Dopo l’ipad della Apple, anche la Research in Motion, società che produce il Blackberry, si prepara a lanciare il suo tablet, il “BlackPad” che dovrebbe uscire in commercio già dalla prossima settimana. E con lui si preparano a uscire anche tablet di Samsung, Motorola, Google. Ma con l’avanzare così veloce delle nuove tecnologie c’è ancora spazio per un’informazione che viaggi su mezzi “convenzionali” come la carta stampata?
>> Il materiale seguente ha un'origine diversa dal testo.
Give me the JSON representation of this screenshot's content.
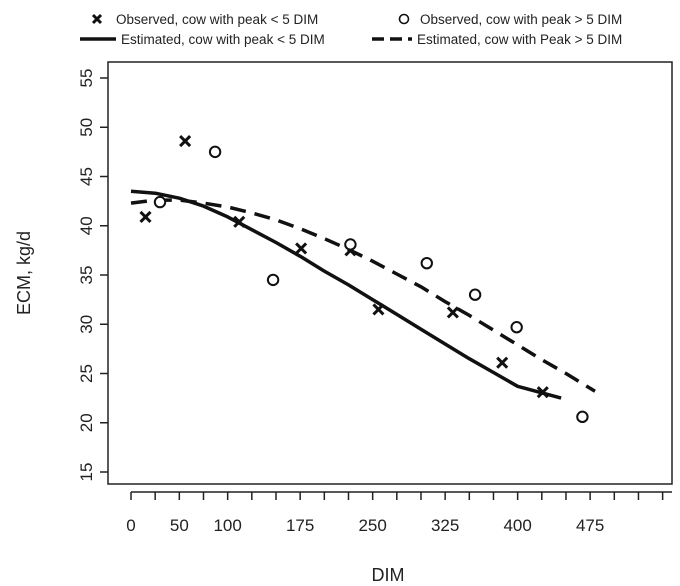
{
  "chart_data": {
    "type": "scatter",
    "xlabel": "DIM",
    "ylabel": "ECM, kg/d",
    "xlim": [
      0,
      500
    ],
    "ylim": [
      15,
      55
    ],
    "x_ticks": [
      0,
      50,
      100,
      175,
      250,
      325,
      400,
      475
    ],
    "y_ticks": [
      15,
      20,
      25,
      30,
      35,
      40,
      45,
      50,
      55
    ],
    "legend": {
      "placement": "top",
      "items": [
        "Observed, cow with peak < 5 DIM",
        "Observed, cow with peak > 5 DIM",
        "Estimated, cow with peak < 5 DIM",
        "Estimated, cow with Peak > 5 DIM"
      ]
    },
    "observed_early": {
      "name": "Observed, cow with peak < 5 DIM",
      "marker": "x",
      "points": [
        [
          15,
          40.9
        ],
        [
          56,
          48.6
        ],
        [
          112,
          40.4
        ],
        [
          176,
          37.7
        ],
        [
          227,
          37.5
        ],
        [
          256,
          31.5
        ],
        [
          333,
          31.2
        ],
        [
          384,
          26.1
        ],
        [
          426,
          23.1
        ]
      ]
    },
    "observed_late": {
      "name": "Observed, cow with peak > 5 DIM",
      "marker": "o",
      "points": [
        [
          30,
          42.4
        ],
        [
          87,
          47.5
        ],
        [
          147,
          34.5
        ],
        [
          227,
          38.1
        ],
        [
          306,
          36.2
        ],
        [
          356,
          33.0
        ],
        [
          399,
          29.7
        ],
        [
          467,
          20.6
        ]
      ]
    },
    "estimated_early": {
      "name": "Estimated, cow with peak < 5 DIM",
      "style": "solid",
      "points": [
        [
          0,
          43.5
        ],
        [
          25,
          43.3
        ],
        [
          50,
          42.8
        ],
        [
          75,
          42.0
        ],
        [
          100,
          40.9
        ],
        [
          125,
          39.6
        ],
        [
          150,
          38.3
        ],
        [
          175,
          36.9
        ],
        [
          200,
          35.4
        ],
        [
          225,
          34.0
        ],
        [
          250,
          32.5
        ],
        [
          275,
          31.0
        ],
        [
          300,
          29.5
        ],
        [
          325,
          28.0
        ],
        [
          350,
          26.5
        ],
        [
          375,
          25.1
        ],
        [
          400,
          23.7
        ],
        [
          445,
          22.5
        ]
      ]
    },
    "estimated_late": {
      "name": "Estimated, cow with Peak > 5 DIM",
      "style": "dashed",
      "points": [
        [
          0,
          42.3
        ],
        [
          25,
          42.6
        ],
        [
          50,
          42.6
        ],
        [
          75,
          42.3
        ],
        [
          100,
          41.9
        ],
        [
          125,
          41.3
        ],
        [
          150,
          40.6
        ],
        [
          175,
          39.7
        ],
        [
          200,
          38.7
        ],
        [
          225,
          37.6
        ],
        [
          250,
          36.4
        ],
        [
          275,
          35.1
        ],
        [
          300,
          33.8
        ],
        [
          325,
          32.3
        ],
        [
          350,
          30.9
        ],
        [
          375,
          29.4
        ],
        [
          400,
          27.9
        ],
        [
          425,
          26.4
        ],
        [
          450,
          25.0
        ],
        [
          475,
          23.5
        ],
        [
          480,
          23.2
        ]
      ]
    }
  }
}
Se lo domanda Alberto Brambilla in un articolo pubblicato sul “Riformista” e in cui analizza la nuova frontiera del giornalismo nell’era dei tablet insieme a Stefano Maruzzi, country director di Google Italia, e Marco Benedetto, ex ad del Gruppo Espresso nonché editore di Blitzquotidiano.
Per Maruzzi “da questo momento in poi sarà impossibile pensare la produzione di contenuti sganciati dalla tecnologia, un connubio inscindibile che si manifesta in molteplici modi”. “La qualità del giornalismo – aggiunge Maruzzi – si dovrà coniugare con una forte componente di conoscenza della tecnologia per rispondere alle esigenze dei consumatori”.
Ma non solo. Come mette in luce Marco Benedetto “l’essenza del mestiere non è mai cambiata” però “aumentando la quantità di materiale prodotto può aumentare l’occasione di mancato controllo e quindi cresce la responsabilità del singolo redattore, un salto di qualità perché d’altronde è cresciuto anche il livello di istruzione e preparazione teorica dei giornalisti”. “Ma in fondo – conclude – come una specie di fiume sotterraneo, i fondamentali sono rimasti identici: la notizia, la lingua, la precisione e la correttezza. E questo valeva anche per i tazebao”.